Definitions

When it comes to talking about bias incidents and hate crimes, it helps to define these terms more clearly.

Bias Incident

A bias incident is an act of conduct, speech, or expression whose bias motive is evident as a contributing factor (regardless of whether the act is criminal). Bias incidents take many forms—words, signs, symbols, threats or actions—and may take place in electronic or real-world contexts. They may include intimidation, vandalism, destruction of property, or expressions of hate or hostility.
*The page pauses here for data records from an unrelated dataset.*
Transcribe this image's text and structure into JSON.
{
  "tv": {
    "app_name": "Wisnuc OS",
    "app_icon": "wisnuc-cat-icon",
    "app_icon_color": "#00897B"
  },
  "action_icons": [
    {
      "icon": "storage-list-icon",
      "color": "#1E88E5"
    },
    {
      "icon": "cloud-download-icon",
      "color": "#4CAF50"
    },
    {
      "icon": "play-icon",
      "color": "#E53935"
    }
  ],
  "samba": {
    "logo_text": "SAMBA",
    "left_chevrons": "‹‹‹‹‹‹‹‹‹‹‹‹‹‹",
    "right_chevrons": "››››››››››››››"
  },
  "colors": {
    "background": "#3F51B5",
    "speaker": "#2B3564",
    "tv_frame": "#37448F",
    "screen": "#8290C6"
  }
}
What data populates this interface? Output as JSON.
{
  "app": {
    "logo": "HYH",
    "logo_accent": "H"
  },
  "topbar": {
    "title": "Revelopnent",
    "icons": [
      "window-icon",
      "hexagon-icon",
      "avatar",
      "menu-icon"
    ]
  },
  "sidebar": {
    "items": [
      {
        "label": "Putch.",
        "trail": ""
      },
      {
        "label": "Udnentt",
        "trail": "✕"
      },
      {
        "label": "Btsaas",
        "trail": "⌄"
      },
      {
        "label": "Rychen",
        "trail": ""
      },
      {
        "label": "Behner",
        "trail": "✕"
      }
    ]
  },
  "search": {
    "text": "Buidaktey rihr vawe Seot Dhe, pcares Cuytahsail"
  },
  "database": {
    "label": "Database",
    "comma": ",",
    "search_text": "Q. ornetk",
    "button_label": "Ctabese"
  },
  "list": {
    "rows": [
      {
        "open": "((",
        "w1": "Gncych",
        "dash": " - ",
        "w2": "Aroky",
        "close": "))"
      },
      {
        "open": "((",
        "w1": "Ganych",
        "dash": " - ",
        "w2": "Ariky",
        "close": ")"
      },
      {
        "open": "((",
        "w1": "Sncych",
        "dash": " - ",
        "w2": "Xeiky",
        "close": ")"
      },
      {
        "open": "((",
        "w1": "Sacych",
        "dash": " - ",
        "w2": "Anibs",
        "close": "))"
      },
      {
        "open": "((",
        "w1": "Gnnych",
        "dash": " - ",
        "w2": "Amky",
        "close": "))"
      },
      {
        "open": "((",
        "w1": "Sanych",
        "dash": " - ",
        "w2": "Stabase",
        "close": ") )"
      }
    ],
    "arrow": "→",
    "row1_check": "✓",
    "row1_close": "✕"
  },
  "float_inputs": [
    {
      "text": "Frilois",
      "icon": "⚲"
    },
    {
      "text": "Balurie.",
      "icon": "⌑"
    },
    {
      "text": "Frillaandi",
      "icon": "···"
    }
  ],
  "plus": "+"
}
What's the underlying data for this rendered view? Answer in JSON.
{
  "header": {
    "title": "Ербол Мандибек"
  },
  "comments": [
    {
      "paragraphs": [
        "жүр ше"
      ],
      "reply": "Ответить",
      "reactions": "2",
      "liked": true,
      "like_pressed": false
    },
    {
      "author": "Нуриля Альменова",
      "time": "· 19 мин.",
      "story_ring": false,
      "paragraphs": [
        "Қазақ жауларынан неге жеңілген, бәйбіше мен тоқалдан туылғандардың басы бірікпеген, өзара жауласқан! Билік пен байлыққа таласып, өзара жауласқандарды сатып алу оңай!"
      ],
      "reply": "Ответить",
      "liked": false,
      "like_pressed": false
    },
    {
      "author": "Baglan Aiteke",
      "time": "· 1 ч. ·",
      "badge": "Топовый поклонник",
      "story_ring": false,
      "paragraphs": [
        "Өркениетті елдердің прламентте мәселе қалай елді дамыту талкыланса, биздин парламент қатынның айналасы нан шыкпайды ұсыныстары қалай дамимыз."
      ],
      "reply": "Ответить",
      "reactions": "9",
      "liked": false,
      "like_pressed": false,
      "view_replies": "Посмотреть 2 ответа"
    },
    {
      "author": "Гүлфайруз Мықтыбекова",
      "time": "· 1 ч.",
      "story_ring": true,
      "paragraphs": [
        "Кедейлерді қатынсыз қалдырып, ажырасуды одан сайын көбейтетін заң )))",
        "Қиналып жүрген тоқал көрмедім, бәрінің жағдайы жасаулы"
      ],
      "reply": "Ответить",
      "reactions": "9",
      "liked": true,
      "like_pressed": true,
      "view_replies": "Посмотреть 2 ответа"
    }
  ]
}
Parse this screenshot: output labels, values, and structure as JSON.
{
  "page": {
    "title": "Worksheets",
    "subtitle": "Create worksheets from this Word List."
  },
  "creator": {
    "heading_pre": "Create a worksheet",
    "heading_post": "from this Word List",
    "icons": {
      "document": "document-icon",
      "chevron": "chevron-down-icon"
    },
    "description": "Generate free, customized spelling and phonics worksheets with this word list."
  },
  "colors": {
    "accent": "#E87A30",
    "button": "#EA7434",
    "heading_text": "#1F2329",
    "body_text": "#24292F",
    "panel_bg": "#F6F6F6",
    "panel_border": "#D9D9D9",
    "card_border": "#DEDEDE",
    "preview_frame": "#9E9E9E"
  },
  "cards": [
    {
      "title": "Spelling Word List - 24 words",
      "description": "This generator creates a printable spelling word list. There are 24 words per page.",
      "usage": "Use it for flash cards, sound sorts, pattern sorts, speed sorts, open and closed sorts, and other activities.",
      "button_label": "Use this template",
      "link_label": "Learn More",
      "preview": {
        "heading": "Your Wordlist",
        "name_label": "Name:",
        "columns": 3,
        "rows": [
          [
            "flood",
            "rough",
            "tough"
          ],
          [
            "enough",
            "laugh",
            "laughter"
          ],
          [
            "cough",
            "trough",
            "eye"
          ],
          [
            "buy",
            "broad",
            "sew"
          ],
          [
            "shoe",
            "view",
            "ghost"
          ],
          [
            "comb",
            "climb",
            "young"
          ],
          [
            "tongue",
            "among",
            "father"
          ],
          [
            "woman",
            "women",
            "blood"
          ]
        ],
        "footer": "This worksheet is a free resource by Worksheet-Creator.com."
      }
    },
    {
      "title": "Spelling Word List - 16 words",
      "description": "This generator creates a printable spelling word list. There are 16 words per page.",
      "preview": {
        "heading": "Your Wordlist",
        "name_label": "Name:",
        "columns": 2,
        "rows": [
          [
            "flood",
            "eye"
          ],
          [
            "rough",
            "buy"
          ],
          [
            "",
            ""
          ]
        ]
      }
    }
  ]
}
They have an adverse impact on our learning environment that is inclusive of all. Bias incidents can cause alarm, anger, fear, or resentment in others or endanger the health, safety, or welfare of anyone in the University community. They are directed toward an individual or group because of their race, color, national origin, religion, sex, age, disability, sexual orientation, gender identity, gender expression, genetic information, or Vietnam-era or disabled veteran status.

Hate Crime

A hate crime is a criminal offense committed against a person that is motivated in whole or in part by the alleged perpetrator’s bias against a race, religion, disability status, ethnicity/national origin, gender, or sexual orientation. Hate crimes may include threatened, attempted, or actual crimes; and may include assault and battery, vandalism, or other destruction of property, or verbal threats of physical harm. Harassment or intimidation may also be hate crimes when used to deprive or interfere with a person's exercise of civil rights.

Targeted Student or Group

A targeted student or group is an individual or group who believes or perceives that they have been the victim of a bias incident and/or hate crime based on their race, color, national origin, religion, sex, age, disability, sexual orientation, gender identity, gender expression, genetic information, or Vietnam-era or disabled veteran status.